Page 69 - Muzaffargarh Gazzetteer
P. 69
taken, and the chief grounds for enhancement were the increase in palms
and orchards and the rise in prices. Against this must be set the insecurity
of the district, which was dependent on two uncontrolled rivers; the history
of the last 20 years had shown what little reliance could be placed on them.
On the whole, there was no scope for a large increase in revenue.
Circles under Crop Rates Assessment
Experience had shown the general lines on which any assessment had to be
made, and when the Settlement Officer joined the settlement, the people as
a whole were contented with the method by which their particular holdings
were assessed, except for the general agitation against well assessments. The
obvious way of meeting this agitation, which inspections, as already
described, showed to be just, was to extend to Alipur and the riverain circles
of Kot Addu and Muzaffargarh the system adopted by Captain Crosthwaite
in the Layyah riverain. No attempt was made to classify the wells, or rather
an attempt which was made after the operations of the new settlement began,
was abandoned. A classification was, in fact, impossible if the people were
called on to make it; the man of influence would invariably have his well
written down several classes. Generally speaking, no official of lower rank
than a Tehsildar had the necessary knowledge to classify a well, and to give
one the power to do so was to invite to be corrupt. No senior official could
possibly see the majority of the wells more than once, and the inspection of
a single harvest in the District Muzaffargarh would lead to no useful result.

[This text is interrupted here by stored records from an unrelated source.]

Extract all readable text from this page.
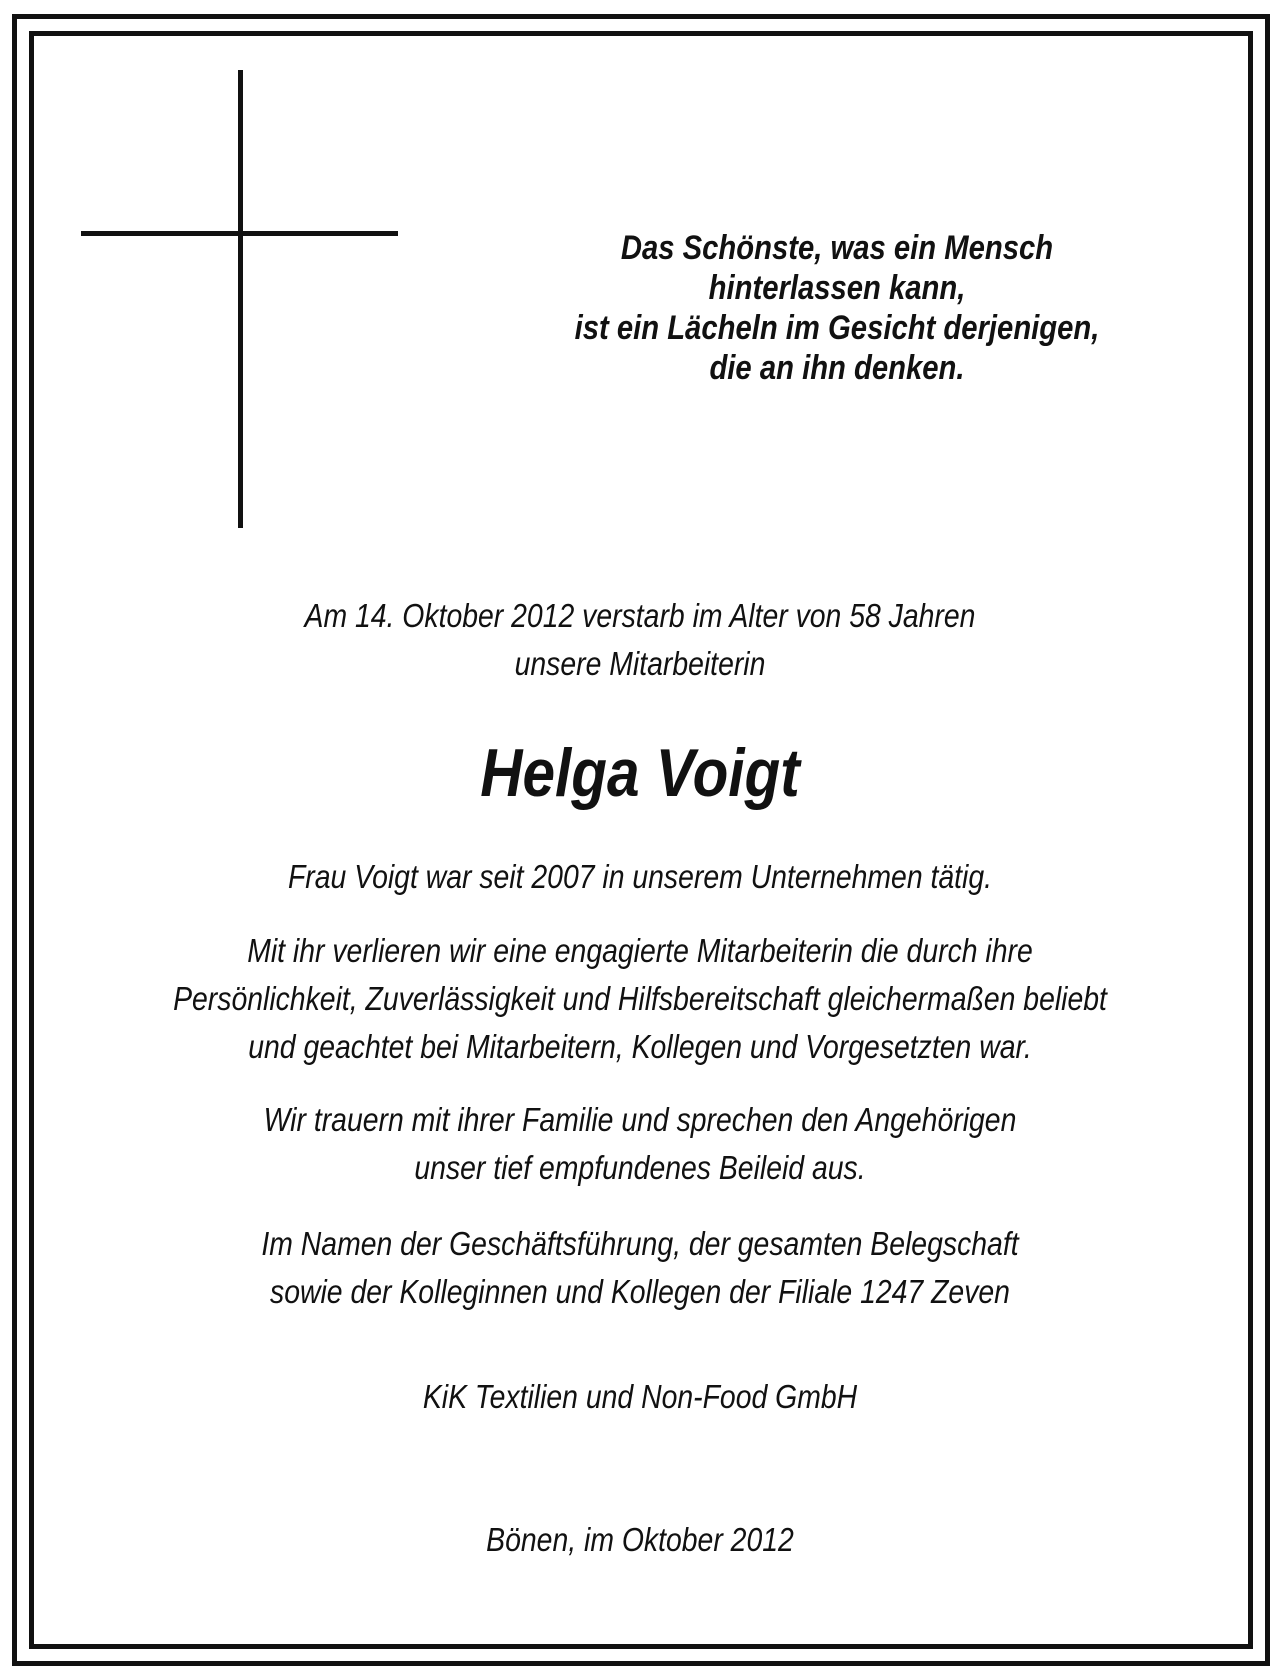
Das Schönste, was ein Mensch
hinterlassen kann,
ist ein Lächeln im Gesicht derjenigen,
die an ihn denken.
Am 14. Oktober 2012 verstarb im Alter von 58 Jahren
unsere Mitarbeiterin
Helga Voigt
Frau Voigt war seit 2007 in unserem Unternehmen tätig.
Mit ihr verlieren wir eine engagierte Mitarbeiterin die durch ihre
Persönlichkeit, Zuverlässigkeit und Hilfsbereitschaft gleichermaßen beliebt
und geachtet bei Mitarbeitern, Kollegen und Vorgesetzten war.
Wir trauern mit ihrer Familie und sprechen den Angehörigen
unser tief empfundenes Beileid aus.
Im Namen der Geschäftsführung, der gesamten Belegschaft
sowie der Kolleginnen und Kollegen der Filiale 1247 Zeven
KiK Textilien und Non-Food GmbH
Bönen, im Oktober 2012
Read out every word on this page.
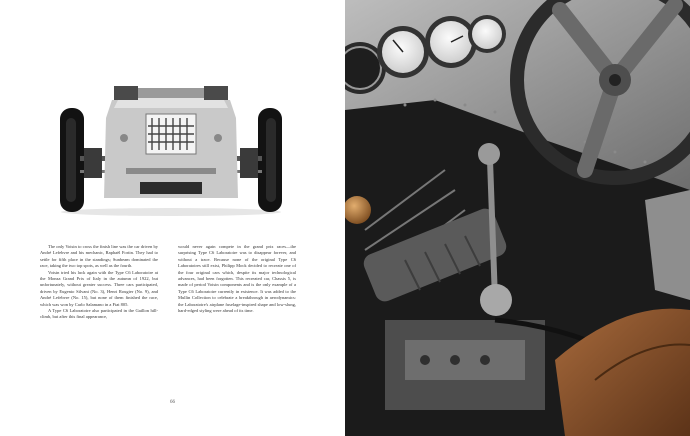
The only Voisin to cross the finish line was the car driven by André Lefebvre and his mechanic, Raphaël Fortin. They had to settle for fifth place in the standings; Sunbeam dominated the race, taking the two top spots, as well as the fourth.

Voisin tried his luck again with the Type C6 Laboratoire at the Monza Grand Prix of Italy in the autumn of 1922, but unfortunately, without greater success. Three cars participated, driven by Eugenio Silvani (No. 3), Henri Rougier (No. 9), and André Lefebvre (No. 15), but none of them finished the race, which was won by Carlo Salamano in a Fiat 805.

A Type C6 Laboratoire also participated in the Gaillon hill-climb, but after this final appearance,

would never again compete in the grand prix races—the surprising Type C6 Laboratoire was to disappear forever, and without a trace. Because none of the original Type C6 Laboratoires still exist, Philipp Mock decided to recreate one of the four original cars which, despite its major technological advances, had been forgotten. This recreated car, Chassis 5, is made of period Voisin components and is the only example of a Type C6 Laboratoire currently in existence. It was added to the Mullin Collection to celebrate a breakthrough in aerodynamics: the Laboratoire's airplane fuselage-inspired shape and low-slung, hard-edged styling were ahead of its time.

66
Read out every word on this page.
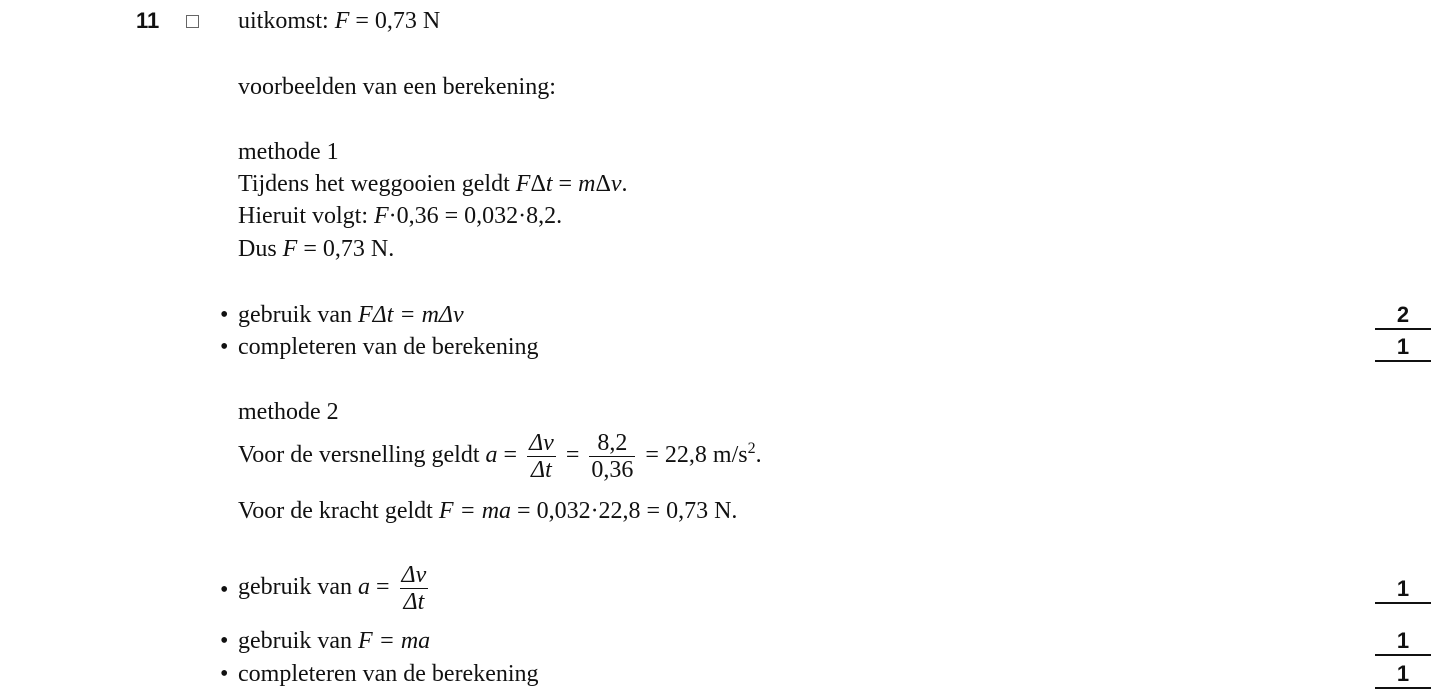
11	uitkomst: F = 0,73 N
voorbeelden van een berekening:
methode 1
Tijdens het weggooien geldt FΔt = mΔv.
Hieruit volgt: F·0,36 = 0,032·8,2.
Dus F = 0,73 N.
• gebruik van FΔt = mΔv	2
• completeren van de berekening	1
methode 2
Voor de versnelling geldt $a = \frac{\Delta v}{\Delta t} = \frac{8,2}{0,36} = 22,8$ $m/s^2$.
Voor de kracht geldt F = ma = 0,032·22,8 = 0,73 N.
• gebruik van $a = \frac{\Delta v}{\Delta t}$	1
• gebruik van F = ma	1
• completeren van de berekening	1
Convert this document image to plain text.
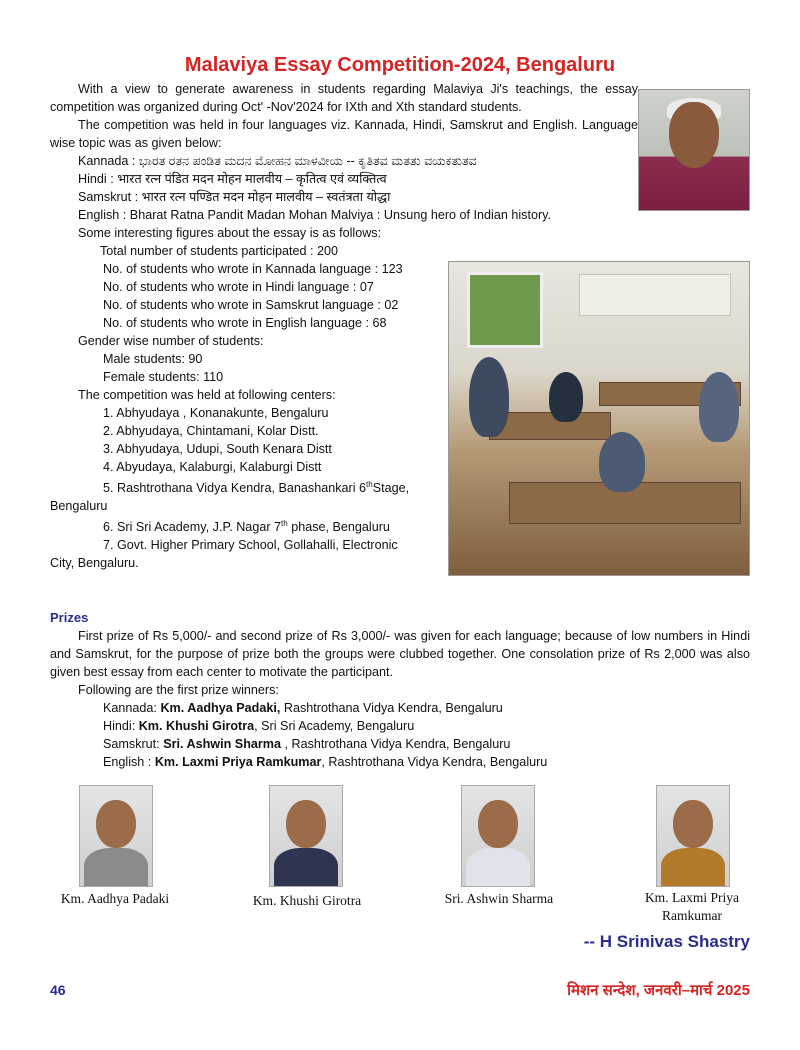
Malaviya Essay Competition-2024, Bengaluru

With a view to generate awareness in students regarding Malaviya Ji's teachings, the essay competition was organized during Oct' -Nov'2024 for IXth and Xth standard students.

The competition was held in four languages viz. Kannada, Hindi, Samskrut and English. Language wise topic was as given below:

Kannada : ಭಾರತ ರತನ ಪಂಡಿತ ಮದನ ಮೋಹನ ಮಾಳವೀಯ -- ಕೃತಿತವ ಮತತು ವಯಕತುತವ

Hindi : भारत रत्न पंडित मदन मोहन मालवीय – कृतित्व एवं व्यक्तित्व

Samskrut : भारत रत्न पण्डित मदन मोहन मालवीय – स्वतंत्रता योद्धा

English : Bharat Ratna Pandit Madan Mohan Malviya : Unsung hero of Indian history.

Some interesting figures about the essay is as follows:

Total number of students participated : 200

No. of students who wrote in Kannada language : 123

No. of students who wrote in Hindi language : 07

No. of students who wrote in Samskrut language : 02

No. of students who wrote in English language : 68

Gender wise number of students:

Male students: 90

Female students: 110

The competition was held at following centers:

1. Abhyudaya , Konanakunte, Bengaluru

2. Abhyudaya, Chintamani, Kolar Distt.

3. Abhyudaya, Udupi, South Kenara Distt

4. Abyudaya, Kalaburgi, Kalaburgi Distt

5. Rashtrothana Vidya Kendra, Banashankari 6thStage,

Bengaluru

6. Sri Sri Academy, J.P. Nagar 7th phase, Bengaluru

7. Govt. Higher Primary School, Gollahalli, Electronic

City, Bengaluru.

Prizes

First prize of Rs 5,000/- and second prize of Rs 3,000/- was given for each language; because of low numbers in Hindi and Samskrut, for the purpose of prize both the groups were clubbed together. One consolation prize of Rs 2,000 was also given best essay from each center to motivate the participant.

Following are the first prize winners:

Kannada: Km. Aadhya Padaki, Rashtrothana Vidya Kendra, Bengaluru

Hindi: Km. Khushi Girotra, Sri Sri Academy, Bengaluru

Samskrut: Sri. Ashwin Sharma , Rashtrothana Vidya Kendra, Bengaluru

English : Km. Laxmi Priya Ramkumar, Rashtrothana Vidya Kendra, Bengaluru

Km. Aadhya Padaki	Km. Khushi Girotra	Sri. Ashwin Sharma	Km. Laxmi Priya
Ramkumar
-- H Srinivas Shastry
46	मिशन सन्देश, जनवरी–मार्च 2025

The Khasra Girdawaris showed the area of the crops, but not their quality
and anyhow an average of say, five years cropping seldom gave a true picture
of the well. All that could be said safely about a well was that, so long as the
flood supply was suitable, the owner would be able to afford good cattle, and
would have sufficient manure to grow the best kinds of crops. The most
prosperous owners cultivated cane, pepper, fruit and similar garden crops.
The less prosperous grew as much wheat as possible, or, if the canal water
was very abundant, rice followed by gram, and if they could, enough of the
Kharif grains to feed themselves or their labourers. On a well with a really
bad flood supply the area of wheat was decreased, and cotton, bajra and
jowar were grown in its place. The changes in cultivation caused by a change
in flood supply were well shown in Kot Addu and in the centre of Alipur; in
the latter area cane had been replaced by wheat, and rice by cotton.
Similarly, the crops grown in brackish soil in Kot Addu had been replaced by
excellent rice and gram. The Alipur wells had been assessed on the cane
grown at the settlement, with a result that 20 years later the bad wheat now
grown was paying about three times what it should. In Kot Addu the
assessment based on the poor wheat was for less than what the rice and
gram should have been paying. The wells thus grouped themselves by their
crops, and if a reasonable rate could be worked out for each class of crop, a
well was likely to continue indefinitely to pay a fair assessment whatever
accident might befall the flood supply.